Bu yıl Atina günlerim, önce en yakın arkadaşlarımdan birinin düğünü, sonra da yeni bir Yunan adasını keşfetme heyecanımız sayesinde yine dolu dolu geçti. Her iki seyahat süresince, şehri yürüyerek ve yeni yeni lezzet noktalarının peşinde koşarak deneyimlemeye çalıştık. Eee haliyle tavsiye edilecek yeni notlarım oldu sizler için..



Mayıs ayında yaptığımız Atina ziyaretinde, Glyfada’da bulunan ve düğünün yapılacağı gece kulübüne yakın olan bir otelde ağırlandık. Aslında bu vesile ile hem ilk kez Atina'nın merkezi dışında bir noktada konaklamış olduk hem de yeni yeni gelişmeye ve popüler olmaya başlamış sahil semtlerinde vakit geçirdik..
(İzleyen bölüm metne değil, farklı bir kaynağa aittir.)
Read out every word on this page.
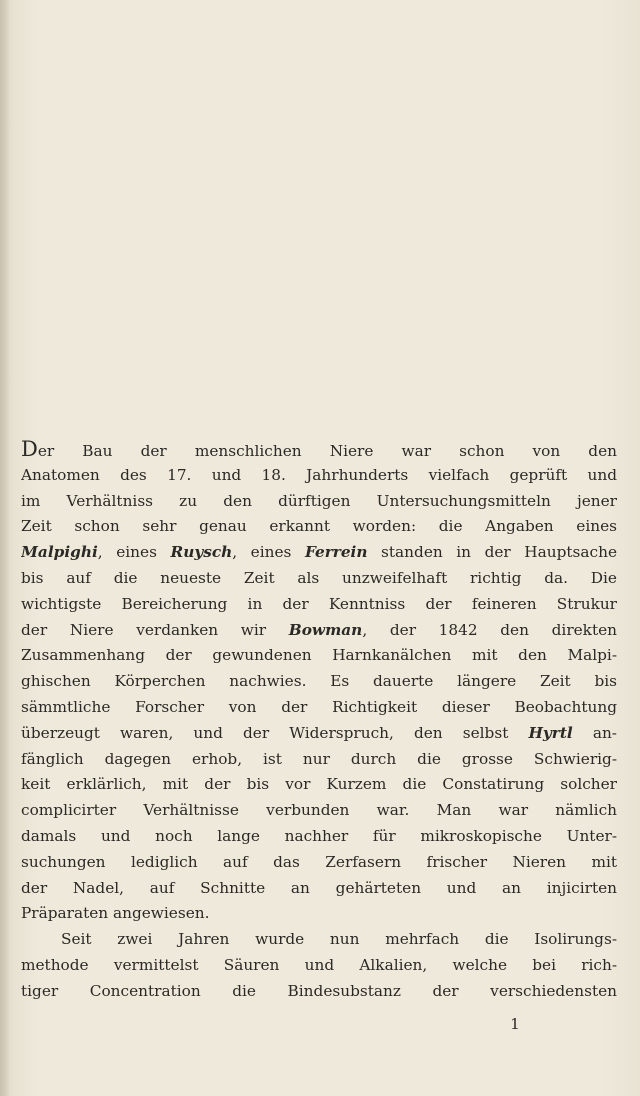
Der Bau der menschlichen Niere war schon von den
Anatomen des 17. und 18. Jahrhunderts vielfach geprüft und
im Verhältniss zu den dürftigen Untersuchungsmitteln jener
Zeit schon sehr genau erkannt worden: die Angaben eines
Malpighi, eines Ruysch, eines Ferrein standen in der Hauptsache
bis auf die neueste Zeit als unzweifelhaft richtig da. Die
wichtigste Bereicherung in der Kenntniss der feineren Strukur
der Niere verdanken wir Bowman, der 1842 den direkten
Zusammenhang der gewundenen Harnkanälchen mit den Malpi-
ghischen Körperchen nachwies. Es dauerte längere Zeit bis
sämmtliche Forscher von der Richtigkeit dieser Beobachtung
überzeugt waren, und der Widerspruch, den selbst Hyrtl an-
fänglich dagegen erhob, ist nur durch die grosse Schwierig-
keit erklärlich, mit der bis vor Kurzem die Constatirung solcher
complicirter Verhältnisse verbunden war. Man war nämlich
damals und noch lange nachher für mikroskopische Unter-
suchungen lediglich auf das Zerfasern frischer Nieren mit
der Nadel, auf Schnitte an gehärteten und an injicirten
Präparaten angewiesen.
Seit zwei Jahren wurde nun mehrfach die Isolirungs-
methode vermittelst Säuren und Alkalien, welche bei rich-
tiger Concentration die Bindesubstanz der verschiedensten
1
Glyfada; Atina'nın güney kıyı bölgesinde bulunan ve sonradan geliştiği için modern bir mimariye sahip olduğunu söyleyebileceğim semtlerinden biri. (Glyfada’nın ağaçlarla kaplı ara sokaklarını bizim Caddebostan’ımıza benzetirim hep) Semt deniz kıyısına çok yakın olduğundan sahil kısmı tamamen özel plaj işletmelerine ayrılmış durumda. Bu plajlar yeni liman bölgesi Vouliagmeni'ye kadar uzanıyor. Deniz ise elbette ülkenin enfes mavilerinde yüzdükten sonra pek de tatmin edici bir su rengine sahip değil, ama yine de bu plajlar içinde kaliteli işletmeler mevcut ve sıcak Atina günlerinde güneşin ve denizin tadını çıkartmanızı sağlarlar..
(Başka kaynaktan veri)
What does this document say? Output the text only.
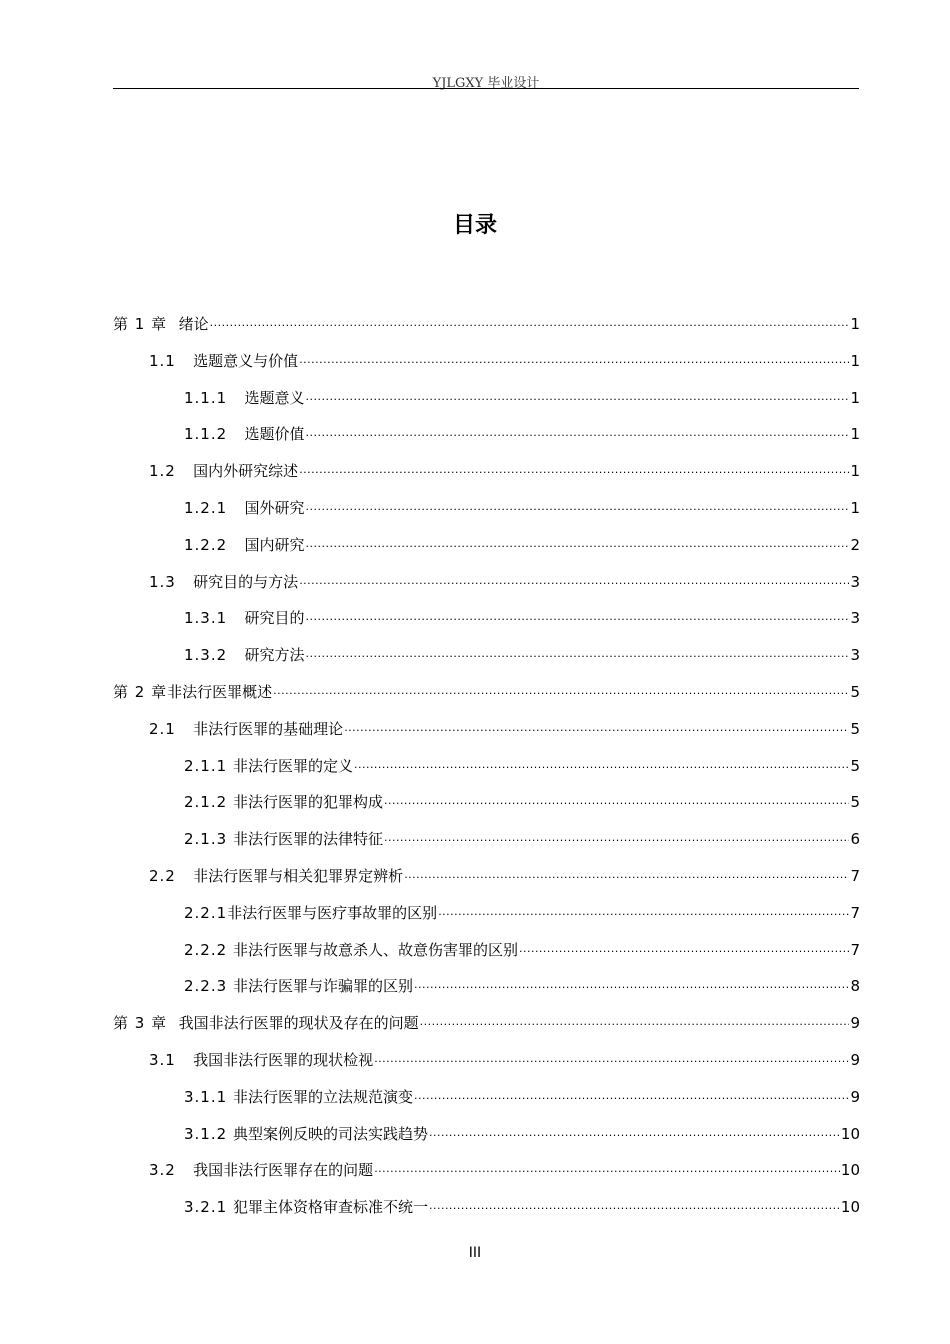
YJLGXY 毕业设计
目录
第 1 章 绪论 ·····	1
1.1 选题意义与价值 ·····	1
1.1.1 选题意义 ·····	1
1.1.2 选题价值 ·····	1
1.2 国内外研究综述 ·····	1
1.2.1 国外研究 ·····	1
1.2.2 国内研究 ·····	2
1.3 研究目的与方法 ·····	3
1.3.1 研究目的 ·····	3
1.3.2 研究方法 ·····	3
第 2 章 非法行医罪概述 ·····	5
2.1 非法行医罪的基础理论 ·····	5
2.1.1 非法行医罪的定义 ·····	5
2.1.2 非法行医罪的犯罪构成 ·····	5
2.1.3 非法行医罪的法律特征 ·····	6
2.2 非法行医罪与相关犯罪界定辨析 ·····	7
2.2.1 非法行医罪与医疗事故罪的区别 ·····	7
2.2.2 非法行医罪与故意杀人、故意伤害罪的区别 ·····	7
2.2.3 非法行医罪与诈骗罪的区别 ·····	8
第 3 章 我国非法行医罪的现状及存在的问题 ·····	9
3.1 我国非法行医罪的现状检视 ·····	9
3.1.1 非法行医罪的立法规范演变 ·····	9
3.1.2 典型案例反映的司法实践趋势 ·····	10
3.2 我国非法行医罪存在的问题 ·····	10
3.2.1 犯罪主体资格审查标准不统一 ·····	10
III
Sahilden uzaklaşıp Glyfada’nın günlük yaşamına karıştığınızda ilk farkedeceğinız şey, size hemen bizim Bağdat Caddesi’mizi anımsatacak geniş alışveriş caddesi Metaxa. Metaxa'ya sahilden çıkan her sokak oldukça ferah ve karşılıklı birçok mekan ve mağaza bulunuyor bu sokaklar içinde..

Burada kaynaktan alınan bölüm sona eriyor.